Nous avons eu la confirmation que l’ONIAM opposait à certaines victimes prétendument guéries de l’hépatite C depuis 4 ans et plus, une prescription quadriennale, les privant ainsi de l’accès à l’indemnisation “facilitée” telle que souhaitée par le législateur.

Cette prescription n’a jamais été applicable et jamais été appliquée au contentieux des transfusés contaminés par l’hépatite C (ni par l’EFS, ni par les juridictions administratives ou judiciaires).

Seule la prescription de 10 ans à compter de la consolidation applicable en matière de dommage corporel pourrait être invoquée.

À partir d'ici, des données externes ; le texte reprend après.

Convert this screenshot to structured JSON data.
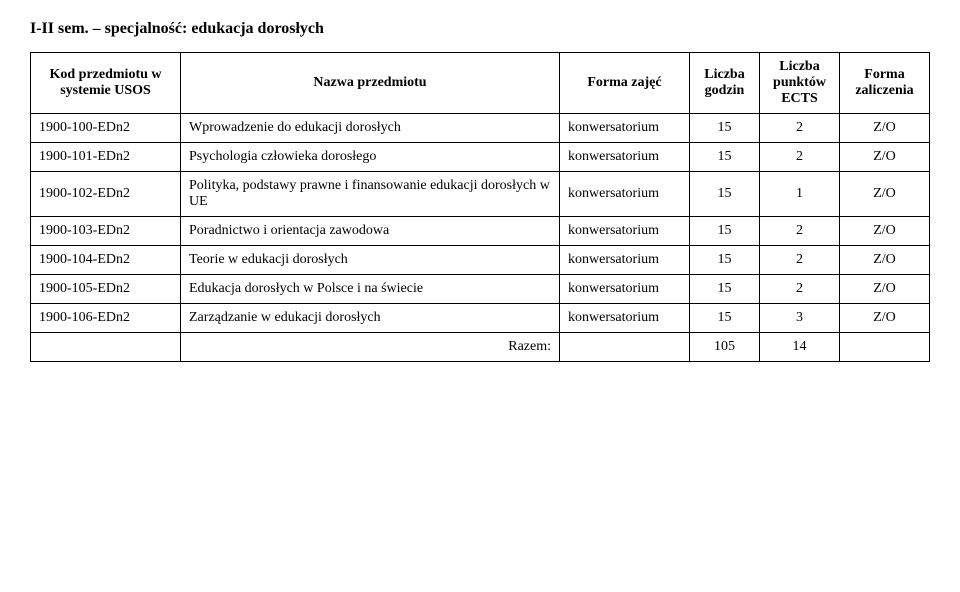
{
  "heading": "I-II sem. – specjalność: edukacja dorosłych",
  "headers": {
    "code": "Kod przedmiotu w systemie USOS",
    "name": "Nazwa przedmiotu",
    "form": "Forma zajęć",
    "hours": "Liczba godzin",
    "ects": "Liczba punktów ECTS",
    "grade": "Forma zaliczenia"
  },
  "rows": [
    {
      "code": "1900-100-EDn2",
      "name": "Wprowadzenie do edukacji dorosłych",
      "form": "konwersatorium",
      "hours": "15",
      "ects": "2",
      "grade": "Z/O"
    },
    {
      "code": "1900-101-EDn2",
      "name": "Psychologia człowieka dorosłego",
      "form": "konwersatorium",
      "hours": "15",
      "ects": "2",
      "grade": "Z/O"
    },
    {
      "code": "1900-102-EDn2",
      "name": "Polityka, podstawy prawne i finansowanie edukacji dorosłych w UE",
      "form": "konwersatorium",
      "hours": "15",
      "ects": "1",
      "grade": "Z/O"
    },
    {
      "code": "1900-103-EDn2",
      "name": "Poradnictwo i orientacja zawodowa",
      "form": "konwersatorium",
      "hours": "15",
      "ects": "2",
      "grade": "Z/O"
    },
    {
      "code": "1900-104-EDn2",
      "name": "Teorie w edukacji dorosłych",
      "form": "konwersatorium",
      "hours": "15",
      "ects": "2",
      "grade": "Z/O"
    },
    {
      "code": "1900-105-EDn2",
      "name": "Edukacja dorosłych w Polsce i na świecie",
      "form": "konwersatorium",
      "hours": "15",
      "ects": "2",
      "grade": "Z/O"
    },
    {
      "code": "1900-106-EDn2",
      "name": "Zarządzanie w edukacji dorosłych",
      "form": "konwersatorium",
      "hours": "15",
      "ects": "3",
      "grade": "Z/O"
    }
  ],
  "totals": {
    "label": "Razem:",
    "hours": "105",
    "ects": "14"
  }
}
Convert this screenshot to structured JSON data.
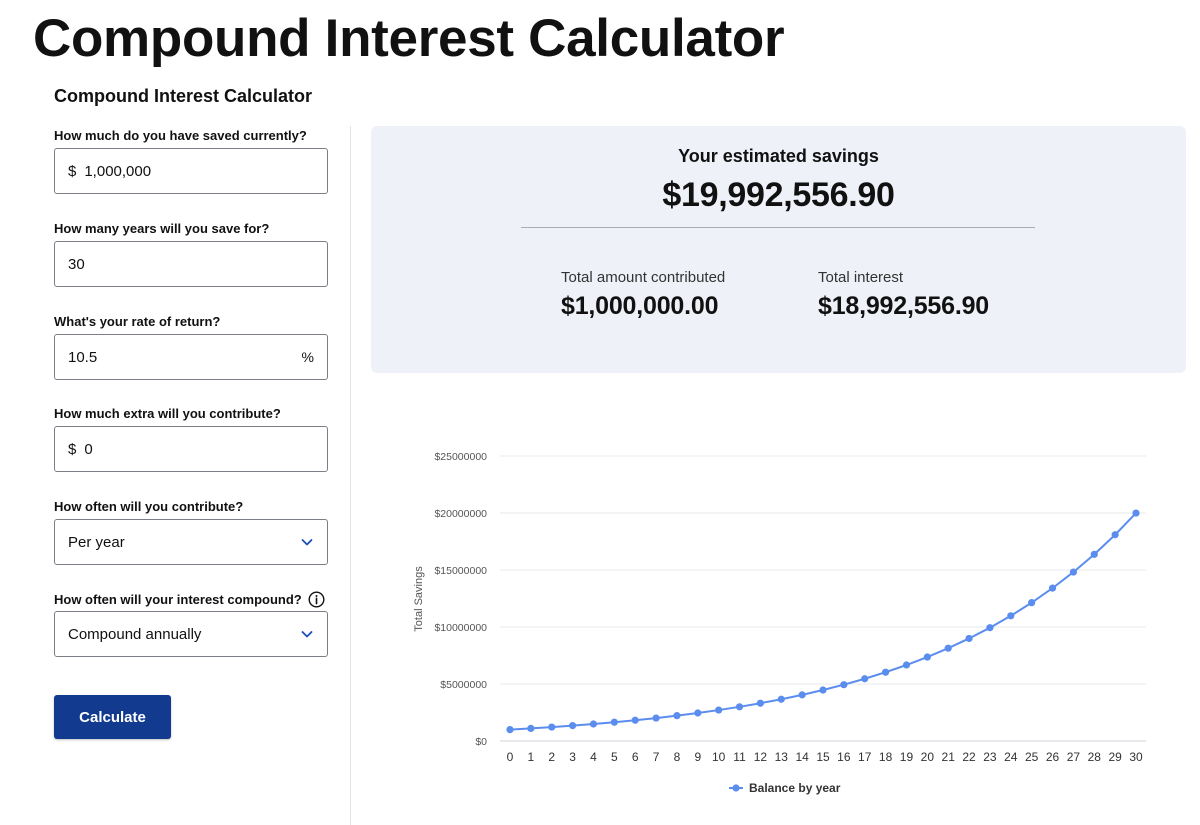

L’interprétation contraire, soutenue par l’ONIAM, faisant subir une prescription quadriennale aux victimes, est une pure trahison des engagements pris à l’égard des transfusés contaminés par le VHC lorsque l’indemnisation de leurs dommages a été transférée de l’EFS à l’ONIAM.

Des victimes se retrouvent prescrites alors qu’elles ne le seraient pas si l’ONIAM n’avait pas repris ce contentieux !

En outre, la notion de “guérison” qui sert de point de départ à l’ONIAM pour opérer le calcul du délai, nous paraît très contestable dans la mesure où elle n’a fait l’objet d’aucune analyse par un expert médical désigné pour examiner la victime !

IL FAUT ABSOLUMENT DÉNONCER ET COMBATTRE L’APPLICATION DE CETTE PRESCRIPTION QUADRIENNALE : 

  • En contestant systématiquement les décisions de l’ONIAM devant le juge administratif ;
  • Ce principe ne résulte d’aucun texte applicable en la matière et surement pas de la loi de 2008 instaurant l’indemnisation des victimes du VHC post transfusionnel par l’ONIAM ;
  • Attirer l’attention des médecins hépathologues sur le danger de faire figurer désormais dans leurs comptes-rendus ou certificats le terme de “guéri”.